Olivia Colman delivers an acting masterclass in this off-kilter psychodrama from first-time director Maggie Gyllenhaal.
Cinema is full of stories about trouble in paradise. There is something about the unspoiled tranquility of sun and sea that tempts past demons to the surface, as if our species wasn’t built to be happy for long. Maggie Gyllenhaal uses her directorial debut – based on a 2006 novel of the same name by Italian sensation Elena Ferrante – to revel in and wrestle with what it looks like to have been a bad mother. The result is an off-kilter psychodrama driven by a stressful leading lady.
When Leda (Olivia Colman) first arrives at the Greek island where she is renting a room from weatherbeaten American expat, Kyle (Ed Harris), she can’t believe her luck. She is a successful academic who teaches Italian Literature, presumably at Harvard (she mentions being from Boston by way of Shipley in Yorkshire) and is taking a solo holiday for her summer break.
The always-excellent Colman proves her versatility anew by acting in a mode not seen before in her back catalogue.
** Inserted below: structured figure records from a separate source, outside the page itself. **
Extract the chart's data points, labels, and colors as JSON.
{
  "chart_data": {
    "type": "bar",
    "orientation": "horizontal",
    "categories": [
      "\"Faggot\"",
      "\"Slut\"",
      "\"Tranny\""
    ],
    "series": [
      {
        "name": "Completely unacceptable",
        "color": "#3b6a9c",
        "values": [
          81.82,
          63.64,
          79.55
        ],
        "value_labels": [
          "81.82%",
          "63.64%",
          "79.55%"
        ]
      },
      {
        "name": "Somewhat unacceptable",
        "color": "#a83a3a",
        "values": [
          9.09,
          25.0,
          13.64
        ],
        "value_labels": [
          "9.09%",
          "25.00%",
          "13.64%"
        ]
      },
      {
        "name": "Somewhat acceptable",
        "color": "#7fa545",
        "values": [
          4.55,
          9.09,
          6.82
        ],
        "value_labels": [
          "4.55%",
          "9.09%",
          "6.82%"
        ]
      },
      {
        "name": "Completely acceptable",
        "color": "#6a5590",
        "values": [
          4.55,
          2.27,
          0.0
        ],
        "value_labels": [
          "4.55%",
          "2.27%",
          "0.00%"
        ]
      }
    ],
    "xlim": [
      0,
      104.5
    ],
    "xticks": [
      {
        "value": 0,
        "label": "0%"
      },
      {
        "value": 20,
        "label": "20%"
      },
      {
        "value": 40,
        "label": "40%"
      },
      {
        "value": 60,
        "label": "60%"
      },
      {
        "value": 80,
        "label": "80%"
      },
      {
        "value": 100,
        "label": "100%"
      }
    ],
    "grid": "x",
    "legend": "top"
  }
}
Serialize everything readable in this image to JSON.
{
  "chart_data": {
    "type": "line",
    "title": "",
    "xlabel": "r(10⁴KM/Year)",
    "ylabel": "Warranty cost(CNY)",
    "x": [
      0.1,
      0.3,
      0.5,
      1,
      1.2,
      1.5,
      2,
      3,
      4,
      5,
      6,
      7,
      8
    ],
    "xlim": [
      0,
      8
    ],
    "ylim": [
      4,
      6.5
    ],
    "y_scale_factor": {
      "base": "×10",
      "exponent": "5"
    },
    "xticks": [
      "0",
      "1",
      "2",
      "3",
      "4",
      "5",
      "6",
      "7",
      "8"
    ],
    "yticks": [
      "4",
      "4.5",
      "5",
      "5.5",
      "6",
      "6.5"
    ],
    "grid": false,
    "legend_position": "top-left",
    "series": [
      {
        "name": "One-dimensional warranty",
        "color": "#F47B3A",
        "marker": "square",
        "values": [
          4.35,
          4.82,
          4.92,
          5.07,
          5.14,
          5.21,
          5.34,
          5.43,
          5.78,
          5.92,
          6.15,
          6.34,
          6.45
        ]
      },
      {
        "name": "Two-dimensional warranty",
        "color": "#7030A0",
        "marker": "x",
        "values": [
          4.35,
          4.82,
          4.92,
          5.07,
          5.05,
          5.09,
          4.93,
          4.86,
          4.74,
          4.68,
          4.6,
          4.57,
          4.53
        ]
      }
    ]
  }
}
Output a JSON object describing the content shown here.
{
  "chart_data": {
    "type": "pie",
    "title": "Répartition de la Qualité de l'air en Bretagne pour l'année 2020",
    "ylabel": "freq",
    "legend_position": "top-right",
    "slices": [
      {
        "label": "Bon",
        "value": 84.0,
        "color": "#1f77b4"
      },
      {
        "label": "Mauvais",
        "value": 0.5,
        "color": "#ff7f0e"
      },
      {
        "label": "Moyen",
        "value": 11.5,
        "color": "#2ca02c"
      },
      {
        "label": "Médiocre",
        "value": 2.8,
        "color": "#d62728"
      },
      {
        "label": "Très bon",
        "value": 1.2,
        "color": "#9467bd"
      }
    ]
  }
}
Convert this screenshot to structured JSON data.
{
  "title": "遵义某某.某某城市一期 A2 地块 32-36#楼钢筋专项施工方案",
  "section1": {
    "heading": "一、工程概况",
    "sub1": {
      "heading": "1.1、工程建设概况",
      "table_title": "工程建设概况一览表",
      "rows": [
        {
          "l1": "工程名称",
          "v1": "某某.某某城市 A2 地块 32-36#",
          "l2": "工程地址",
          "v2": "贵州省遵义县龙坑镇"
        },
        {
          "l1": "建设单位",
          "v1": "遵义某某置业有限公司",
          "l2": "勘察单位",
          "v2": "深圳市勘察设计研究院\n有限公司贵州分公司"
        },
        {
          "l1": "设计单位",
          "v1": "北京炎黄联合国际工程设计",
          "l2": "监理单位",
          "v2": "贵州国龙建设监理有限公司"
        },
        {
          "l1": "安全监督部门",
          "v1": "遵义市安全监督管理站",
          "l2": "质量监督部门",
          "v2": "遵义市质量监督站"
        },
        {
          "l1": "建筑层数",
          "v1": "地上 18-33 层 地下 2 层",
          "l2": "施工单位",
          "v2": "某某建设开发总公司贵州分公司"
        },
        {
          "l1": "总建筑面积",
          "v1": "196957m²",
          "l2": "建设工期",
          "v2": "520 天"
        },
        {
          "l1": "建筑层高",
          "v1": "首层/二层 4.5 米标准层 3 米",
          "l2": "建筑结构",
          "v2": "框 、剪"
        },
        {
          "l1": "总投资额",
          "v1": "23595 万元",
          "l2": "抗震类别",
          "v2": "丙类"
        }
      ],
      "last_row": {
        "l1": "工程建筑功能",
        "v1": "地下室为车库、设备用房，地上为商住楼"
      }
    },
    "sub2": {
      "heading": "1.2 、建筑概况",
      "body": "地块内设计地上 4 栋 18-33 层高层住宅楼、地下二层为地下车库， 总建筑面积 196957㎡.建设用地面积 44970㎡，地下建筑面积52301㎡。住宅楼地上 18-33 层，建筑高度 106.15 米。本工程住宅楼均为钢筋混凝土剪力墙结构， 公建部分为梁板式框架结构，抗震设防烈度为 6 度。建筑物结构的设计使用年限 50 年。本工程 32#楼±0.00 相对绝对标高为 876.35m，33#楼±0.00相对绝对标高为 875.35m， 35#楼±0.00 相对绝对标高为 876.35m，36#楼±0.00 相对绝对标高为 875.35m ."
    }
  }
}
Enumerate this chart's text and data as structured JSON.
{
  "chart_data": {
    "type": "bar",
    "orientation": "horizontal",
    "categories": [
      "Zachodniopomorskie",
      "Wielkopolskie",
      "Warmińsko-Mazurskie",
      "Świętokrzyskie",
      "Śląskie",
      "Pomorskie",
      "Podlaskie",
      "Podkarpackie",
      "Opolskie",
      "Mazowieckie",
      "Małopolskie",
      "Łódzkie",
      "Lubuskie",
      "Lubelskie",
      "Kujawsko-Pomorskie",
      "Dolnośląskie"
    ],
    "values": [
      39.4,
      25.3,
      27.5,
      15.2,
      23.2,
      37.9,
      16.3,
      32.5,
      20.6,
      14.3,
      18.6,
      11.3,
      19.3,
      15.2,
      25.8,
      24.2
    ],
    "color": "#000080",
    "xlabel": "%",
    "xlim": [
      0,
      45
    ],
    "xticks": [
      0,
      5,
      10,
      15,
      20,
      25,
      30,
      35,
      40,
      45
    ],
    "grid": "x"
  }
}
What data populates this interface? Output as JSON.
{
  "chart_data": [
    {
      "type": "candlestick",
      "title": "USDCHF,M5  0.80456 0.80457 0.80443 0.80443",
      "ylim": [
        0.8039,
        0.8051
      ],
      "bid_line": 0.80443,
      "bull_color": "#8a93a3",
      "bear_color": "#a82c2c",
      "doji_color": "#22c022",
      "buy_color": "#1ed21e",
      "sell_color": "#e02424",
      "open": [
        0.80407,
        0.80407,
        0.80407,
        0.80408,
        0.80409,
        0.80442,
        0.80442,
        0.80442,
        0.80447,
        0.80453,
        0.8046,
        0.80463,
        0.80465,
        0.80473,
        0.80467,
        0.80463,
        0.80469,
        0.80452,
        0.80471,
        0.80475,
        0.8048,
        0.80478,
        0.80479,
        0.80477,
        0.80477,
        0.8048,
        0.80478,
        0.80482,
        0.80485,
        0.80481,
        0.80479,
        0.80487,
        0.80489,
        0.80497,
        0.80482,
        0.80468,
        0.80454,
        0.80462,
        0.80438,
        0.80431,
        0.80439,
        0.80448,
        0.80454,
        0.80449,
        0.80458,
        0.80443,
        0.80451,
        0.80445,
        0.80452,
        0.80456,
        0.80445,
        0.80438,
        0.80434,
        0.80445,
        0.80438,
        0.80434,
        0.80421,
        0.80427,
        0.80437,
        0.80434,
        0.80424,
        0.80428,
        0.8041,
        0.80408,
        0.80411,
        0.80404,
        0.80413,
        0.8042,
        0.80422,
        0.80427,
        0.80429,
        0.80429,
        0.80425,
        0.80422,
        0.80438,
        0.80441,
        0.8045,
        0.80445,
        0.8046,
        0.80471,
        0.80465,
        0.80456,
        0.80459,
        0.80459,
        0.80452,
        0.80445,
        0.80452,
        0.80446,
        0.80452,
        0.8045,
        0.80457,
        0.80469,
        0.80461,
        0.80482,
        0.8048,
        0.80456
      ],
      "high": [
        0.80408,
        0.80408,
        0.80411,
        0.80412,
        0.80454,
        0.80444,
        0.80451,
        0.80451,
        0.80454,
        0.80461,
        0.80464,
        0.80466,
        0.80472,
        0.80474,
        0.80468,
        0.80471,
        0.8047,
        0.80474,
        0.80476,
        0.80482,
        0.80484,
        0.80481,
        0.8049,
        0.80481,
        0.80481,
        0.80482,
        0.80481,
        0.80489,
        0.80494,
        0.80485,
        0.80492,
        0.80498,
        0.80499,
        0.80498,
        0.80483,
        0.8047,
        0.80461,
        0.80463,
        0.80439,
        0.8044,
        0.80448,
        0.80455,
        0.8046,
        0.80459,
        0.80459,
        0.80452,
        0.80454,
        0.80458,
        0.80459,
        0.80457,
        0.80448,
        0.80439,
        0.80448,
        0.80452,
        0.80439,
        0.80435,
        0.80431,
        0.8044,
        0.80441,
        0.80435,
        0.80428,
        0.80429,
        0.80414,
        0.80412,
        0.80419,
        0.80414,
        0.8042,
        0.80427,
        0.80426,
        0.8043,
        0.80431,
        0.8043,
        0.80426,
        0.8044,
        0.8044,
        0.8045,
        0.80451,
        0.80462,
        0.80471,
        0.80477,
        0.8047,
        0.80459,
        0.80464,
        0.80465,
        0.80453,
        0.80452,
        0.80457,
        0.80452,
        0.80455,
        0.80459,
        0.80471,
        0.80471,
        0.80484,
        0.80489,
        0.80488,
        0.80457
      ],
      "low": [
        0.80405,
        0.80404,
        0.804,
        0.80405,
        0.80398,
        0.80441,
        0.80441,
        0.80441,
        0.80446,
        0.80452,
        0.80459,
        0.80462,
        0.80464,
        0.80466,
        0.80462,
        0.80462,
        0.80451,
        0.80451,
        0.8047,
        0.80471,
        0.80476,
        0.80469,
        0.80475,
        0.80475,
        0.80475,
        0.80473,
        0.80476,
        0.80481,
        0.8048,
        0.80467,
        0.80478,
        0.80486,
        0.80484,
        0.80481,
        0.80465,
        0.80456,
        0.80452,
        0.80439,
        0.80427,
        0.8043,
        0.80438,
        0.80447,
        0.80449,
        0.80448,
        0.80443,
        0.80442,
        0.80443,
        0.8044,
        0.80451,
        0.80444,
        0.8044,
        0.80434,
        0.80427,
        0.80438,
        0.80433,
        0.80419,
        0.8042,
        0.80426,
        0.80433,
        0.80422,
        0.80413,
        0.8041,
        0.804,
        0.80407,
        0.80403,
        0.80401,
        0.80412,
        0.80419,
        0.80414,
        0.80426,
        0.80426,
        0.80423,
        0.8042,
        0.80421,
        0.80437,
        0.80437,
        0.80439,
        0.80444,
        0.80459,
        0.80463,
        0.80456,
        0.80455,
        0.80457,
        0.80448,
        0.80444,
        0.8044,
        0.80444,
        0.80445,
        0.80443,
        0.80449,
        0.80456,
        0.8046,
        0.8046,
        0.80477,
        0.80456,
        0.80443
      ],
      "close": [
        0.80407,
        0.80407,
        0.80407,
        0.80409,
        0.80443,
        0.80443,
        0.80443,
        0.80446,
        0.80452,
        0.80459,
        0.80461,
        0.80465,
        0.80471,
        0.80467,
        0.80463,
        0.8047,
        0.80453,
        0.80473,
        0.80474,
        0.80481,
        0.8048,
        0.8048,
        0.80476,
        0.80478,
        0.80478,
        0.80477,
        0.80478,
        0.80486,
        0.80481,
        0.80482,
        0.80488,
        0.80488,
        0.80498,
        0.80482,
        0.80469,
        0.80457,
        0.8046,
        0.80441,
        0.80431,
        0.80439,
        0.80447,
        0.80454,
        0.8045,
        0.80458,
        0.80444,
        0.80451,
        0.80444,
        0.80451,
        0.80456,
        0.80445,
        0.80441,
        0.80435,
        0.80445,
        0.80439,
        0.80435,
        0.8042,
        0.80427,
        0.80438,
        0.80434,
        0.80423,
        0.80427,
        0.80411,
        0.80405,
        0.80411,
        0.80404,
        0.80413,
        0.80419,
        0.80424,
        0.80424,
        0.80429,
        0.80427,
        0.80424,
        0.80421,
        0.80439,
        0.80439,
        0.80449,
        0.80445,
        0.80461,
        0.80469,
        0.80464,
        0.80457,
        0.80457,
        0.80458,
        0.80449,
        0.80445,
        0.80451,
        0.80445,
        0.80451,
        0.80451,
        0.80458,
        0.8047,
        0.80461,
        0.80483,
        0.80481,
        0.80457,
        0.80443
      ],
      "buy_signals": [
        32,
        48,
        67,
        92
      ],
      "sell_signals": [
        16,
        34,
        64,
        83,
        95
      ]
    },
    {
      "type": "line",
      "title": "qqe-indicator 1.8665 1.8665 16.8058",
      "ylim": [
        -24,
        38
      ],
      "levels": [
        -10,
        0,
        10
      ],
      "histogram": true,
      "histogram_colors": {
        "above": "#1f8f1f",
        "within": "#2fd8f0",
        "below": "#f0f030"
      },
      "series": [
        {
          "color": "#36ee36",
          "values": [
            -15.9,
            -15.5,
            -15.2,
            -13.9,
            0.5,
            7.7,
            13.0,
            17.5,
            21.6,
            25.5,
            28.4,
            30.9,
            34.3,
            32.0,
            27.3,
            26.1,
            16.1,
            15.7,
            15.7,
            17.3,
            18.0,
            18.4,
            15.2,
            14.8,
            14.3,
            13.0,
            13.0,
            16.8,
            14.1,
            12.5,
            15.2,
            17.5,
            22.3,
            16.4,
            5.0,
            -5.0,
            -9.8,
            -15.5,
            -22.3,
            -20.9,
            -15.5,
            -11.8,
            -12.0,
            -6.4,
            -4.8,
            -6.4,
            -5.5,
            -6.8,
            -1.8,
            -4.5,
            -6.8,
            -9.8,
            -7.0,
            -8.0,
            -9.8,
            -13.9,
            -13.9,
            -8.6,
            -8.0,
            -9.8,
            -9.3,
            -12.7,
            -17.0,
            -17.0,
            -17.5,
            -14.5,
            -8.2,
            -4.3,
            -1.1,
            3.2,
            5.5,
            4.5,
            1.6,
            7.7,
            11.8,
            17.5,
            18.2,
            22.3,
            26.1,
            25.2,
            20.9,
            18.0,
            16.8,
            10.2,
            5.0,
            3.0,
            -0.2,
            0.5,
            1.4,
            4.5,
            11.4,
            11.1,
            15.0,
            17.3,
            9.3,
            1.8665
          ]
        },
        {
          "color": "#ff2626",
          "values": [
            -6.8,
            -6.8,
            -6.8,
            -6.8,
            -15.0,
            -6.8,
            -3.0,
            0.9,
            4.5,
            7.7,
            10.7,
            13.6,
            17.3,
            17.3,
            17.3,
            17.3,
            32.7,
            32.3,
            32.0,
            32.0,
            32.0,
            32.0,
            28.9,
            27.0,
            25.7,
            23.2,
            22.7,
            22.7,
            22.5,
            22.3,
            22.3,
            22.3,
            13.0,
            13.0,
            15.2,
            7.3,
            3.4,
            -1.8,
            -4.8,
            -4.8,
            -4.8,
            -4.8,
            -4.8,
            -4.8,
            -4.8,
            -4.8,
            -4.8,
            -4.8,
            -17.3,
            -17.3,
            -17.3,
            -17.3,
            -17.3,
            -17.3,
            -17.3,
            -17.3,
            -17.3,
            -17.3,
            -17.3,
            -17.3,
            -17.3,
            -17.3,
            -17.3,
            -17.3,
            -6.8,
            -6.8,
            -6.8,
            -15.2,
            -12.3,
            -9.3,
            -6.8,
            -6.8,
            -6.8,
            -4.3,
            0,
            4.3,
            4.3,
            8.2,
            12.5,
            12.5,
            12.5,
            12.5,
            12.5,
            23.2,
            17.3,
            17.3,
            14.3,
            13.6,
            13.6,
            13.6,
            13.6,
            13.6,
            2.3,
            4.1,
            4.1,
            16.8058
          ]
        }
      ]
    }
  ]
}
Under Gyllenhaal’s direction the sweetness that radiates from her face, voice and energy are undercut by a calculated sense of animal selfishness that swings between impressive and excessive.
And any solo traveller who has ever defended their space from the presumptuous overspill of a group is likely to cheer inside when Leda refuses to move from under a beach umbrella to make way for a family at the request of pregnant woman, Kalli (Dagmara Domińczyk), who is joined by her husband and a youth who calls Leda a “cunt”. Three members of the intimidatingly large cabal include Nina (Dakota Johnson) a dark-haired vixen who has a daughter, Elena, with husband, Toni (Oliver Jackson-Cohen).
One day, while Nina and Toni are fighting, Elena goes missing. The film flashes back to a time when Leda, as a young mother (played by Jessie Buckley), is searching for her own lost daughter. Early signs that this is a character study less ordinary manifest in Colman’s steely reaction to this objectively distressing memory. This is a woman who can wilfully freeze her emotions dead. She does so and then sets off to find Elena, returning her to a grateful Nina. Then, for some reason, she steals the child’s treasured doll.
Interactions with the family contain a strange chemistry, pleasant-seeming but with a hint of sourness that threatens to overwhelm the mood. The extent to which this family’s malevolence is real, or a figment of Leda’s imagination, is something that Gyllenhaal never betrays. The Lost Daughter is a strange beast with an unwieldy structure and an uncanniness that is never quite anchored by events. Disparate plotlines abound without coming together in a satisfyingly coherent way.
It may not all add up but this is an ambitious and taboo-tackling debut with an atmosphere that lingers thanks to gutsy performances from Colman and Buckley.